Ele avalia que a implantação do hospital no espaço iria desafogar o sistema de saúde e destacou a localização central do estádio, em uma das principais avenidas de Manaus, o que, segundo ele, facilitaria o acesso.

"Tem muito espaço nas áreas laterais, espaços que são utilizados para eventos, num local amplo e adequado para a implantação de um hospital de campanha", destacou o deputado.

A medida foi adotada em outras capitais, onde estádios foram adaptados para atender a demanda pela ampliação de leitos durante a pandemia. Em São Paulo, o estádio do Pacaembu o mesmo aconteceu em estádios como a Arena Fonte Nova, em Salvador, o Presidente Vargas, em Fortaleza, o Mané Garrincha, em Brasília, e o Canarinho, em Boa Vista.

Em dezembro do ano passado, o governador do Amazonas, Wilson Lima (PSC), anunciou a reativação do hospital de campanha estadual, erguido em um hospital universitário desativado. Na ocasião, ele disse "a maior ampliação da capacidade da saúde pública na história do estado".

O esforço, não foi suficiente para evitar o colapso no sistema de saúde. Com a alta nas internações por Covid-19, no dia 14 de janeiro a capital entrou em crise com a falta de leitos e de oxigênio na rede pública e privada.

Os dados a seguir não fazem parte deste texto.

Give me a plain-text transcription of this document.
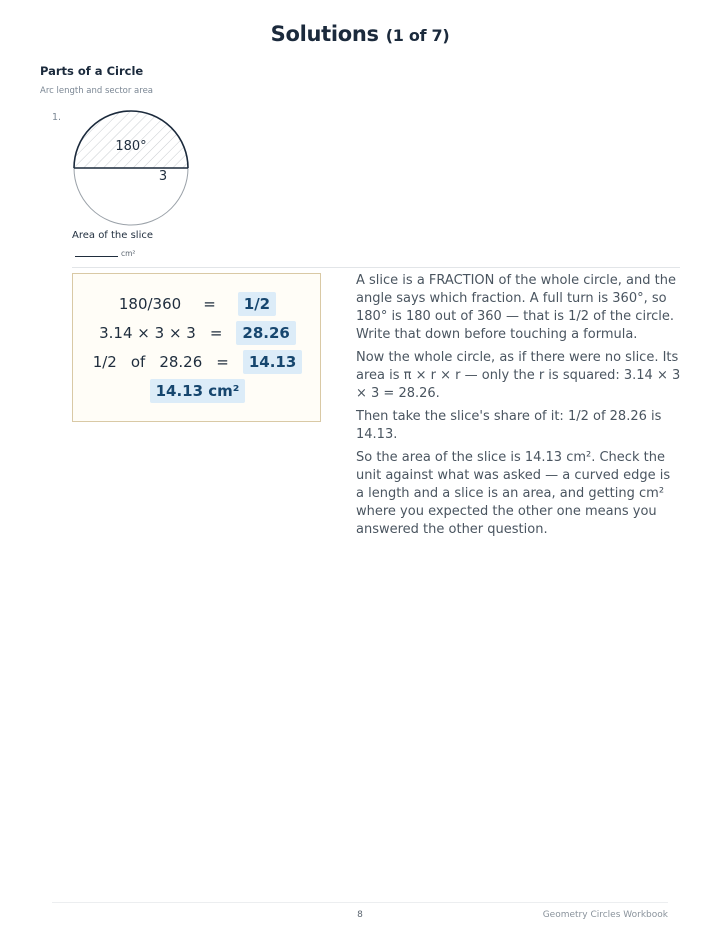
Solutions (1 of 7)
Parts of a Circle
Arc length and sector area
1.
180°
3
Area of the slice
cm²
180/360 =	1/2
3.14 × 3 × 3 =	28.26
1/2 of 28.26 =	14.13
14.13 cm²

A slice is a FRACTION of the whole circle, and the angle says which fraction. A full turn is 360°, so 180° is 180 out of 360 — that is 1/2 of the circle. Write that down before touching a formula.

Now the whole circle, as if there were no slice. Its area is π × r × r — only the r is squared: 3.14 × 3 × 3 = 28.26.

Then take the slice's share of it: 1/2 of 28.26 is 14.13.

So the area of the slice is 14.13 cm². Check the unit against what was asked — a curved edge is a length and a slice is an area, and getting cm² where you expected the other one means you answered the other question.

8	Geometry Circles Workbook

A taxa de ocupação dos leitos de UTI (Unidade de Terapia Intensiva) é de 94,3% e médicos relataram à reportagem que precisam escolher quais pacientes receberão atendimento.

Em nota, o governo afirmou que o plano estadual de contingência da Covid-19 já prevê a implantação de estruturas de retaguarda no sistema de saúde e que a unidade está sendo montada, sem detalhar como e quando o hospital começará a receber pacientes.

A gestão estadual também não falou sobre as possibilidades de uso para a Arena da Amazônia, que, sem jogos e sem hospital de campanha, segue fechada.